A scatter plot is a type of data visualization that represents the relationship between two variables. It displays individual data points as dots on a twodimensional graph, with one variable plotted along the xaxis and the other variable plotted along the yaxis. Scatter plots are useful for visualizing the correlation or relationship between two continuous variables.
To see the relationship between product category 1 (categorical) and purchase using a scatter plot, we need to convert the categorical variable into a numerical representation. One way to achieve this is by assigning a numeric code to each category. For example, we can map ‘Product_Category_1’ values like ‘Category A’ to 1, ‘Category B’ to 2, and so on.
CODE
# Scatter plot
plt.scatter(sales_df['Product_Category_1'], sales_df['Purchase'], color='#8A2BE2', edgecolors='black')
# Set labels and title
plt.xlabel('Product Category 1')
plt.ylabel('Purchase')
plt.title('Relationship between Purchase and Product Category 1')
# Add gridlines
plt.grid(True, linestyle='', linewidth=0.5, alpha=0.7)
# Add transparency to the scatter points
plt.scatter(sales_df['Product_Category_1'], sales_df['Purchase'], color='#8A2BE2',** edgecolors='black', alpha=0.5)
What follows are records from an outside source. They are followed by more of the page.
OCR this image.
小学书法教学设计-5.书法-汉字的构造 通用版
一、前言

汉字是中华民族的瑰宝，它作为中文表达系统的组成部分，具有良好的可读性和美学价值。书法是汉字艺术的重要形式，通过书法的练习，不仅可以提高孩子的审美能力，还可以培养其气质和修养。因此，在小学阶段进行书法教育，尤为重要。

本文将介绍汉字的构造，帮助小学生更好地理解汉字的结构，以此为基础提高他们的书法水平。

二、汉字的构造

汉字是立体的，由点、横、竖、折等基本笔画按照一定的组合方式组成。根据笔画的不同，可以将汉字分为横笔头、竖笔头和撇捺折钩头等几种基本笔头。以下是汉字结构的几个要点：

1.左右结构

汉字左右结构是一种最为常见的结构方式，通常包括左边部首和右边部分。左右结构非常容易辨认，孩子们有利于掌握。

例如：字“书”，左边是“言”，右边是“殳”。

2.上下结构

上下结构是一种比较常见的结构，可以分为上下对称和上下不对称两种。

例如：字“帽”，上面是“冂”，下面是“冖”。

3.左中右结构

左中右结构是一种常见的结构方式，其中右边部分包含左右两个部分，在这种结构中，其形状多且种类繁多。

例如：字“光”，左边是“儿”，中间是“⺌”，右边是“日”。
plt.legend(['Data Points'])
plt.gca().set_facecolor('#F5F5F5')
plt.tight_layout()
# Display the plot
plt.show()
OUTPUT
As seen above, product categories 4, 13, 19 and 20 have products which are not priced more than 5000 hence these product categories, although numerous will generate the least revenue. On the other hand, product categories 9, 10, 6, and 7 have items with prices that typically start at or exceed 5,000 and can even reach 20,000 or 25,000, generating more revenue for the business. You can also probabilisticlaly determine the name of these categories from the price ranges. Most other categories are somewhere in between.
CODE
# Scatter plot
plt.scatter(sales_df['Product_Category_2'], sales_df['Purchase'], color='#32CD32' , edgecolors='black')
# Set labels and title
plt.xlabel('Product Category 2')
plt.ylabel('Purchase')
plt.title('Relationship between Purchase and Product Category 2')
# Add gridlines
plt.grid(True, linestyle='', linewidth=0.5, alpha=0.7)
# Add transparency to the scatter points
plt.scatter(sales_df['Product_Category_2'], sales_df['Purchase'], color='#32CD32' , edgecolors='black', alpha=0.5)
# Add a legend
plt.legend(['Data Points'])
plt.gca().set_facecolor('#F5F5F5')
plt.tight_layout()
# Display the plot
plt.show()
OUTPUT
CODE
# Plot the most frequently bought products
plt.figure(figsize=(10, 5))
plt.bar(top_frequently_bought.index, top_frequently_bought.values, color='#4287f5', edgecolor='black')
plt.title('Most Frequently Bought Products')
plt.xlabel('Product ID')
plt.ylabel('Purchase Count')
plt.xticks(rotation=90)
plt.tight_layout() # Adjust spacing
plt.show()
# Plot the products that generated the most revenue
plt.figure(figsize=(10, 5))
plt.bar(top_revenue_products.index, top_revenue_products.values/1000000, color='#4287f5', edgecolor='black')
plt.title('Products with the Most Revenue')
plt.xlabel('Product ID')
plt.ylabel('Revenue (in millions)')
plt.xticks(rotation=90)
plt.tight_layout() # Adjust spacing
plt.show()
OUTPUT
This code is plotting two bar charts. The first chart shows the most frequently bought products, displaying the purchase count for each product. The second chart displays the products that generated the most revenue, showing the revenue (in millions) for each product.
These visualizations provide valuable insights into the popular products and their revenue contribution, which can help identify bestselling items and inform business decisions related to inventory management, marketing strategies, and product promotions. This will prove beneficial for the company to analyze their sales data and identify which products are most popular among their customers.
Label Encoding and Feature Selection
From this section we will be cleaning up the dataset and picking the features and the target for our Machine Learning model. But before moving on, let us describe a few terms.
Label encoding is a process of converting categorical variables into numerical format. It assigns a unique numeric label to each category within a variable. This encoding is useful when working with machine learning algorithms that require numerical inputs.
Feature selection is the process of selecting a subset of relevant features (variables) from the available dataset that are most predictive or informative for the target variable. It helps to improve model performance, reduce overfitting, and enhance interpretability.
In machine learning models, the “target” refers to the variable that the model aims to predict or estimate. It is also known as the dependent variable or the output variable. The target variable represents the outcome or the value we want to predict based on the input features (independent variables) in the model. The model learns patterns and relationships in the input features to make predictions or classifications for the target variable.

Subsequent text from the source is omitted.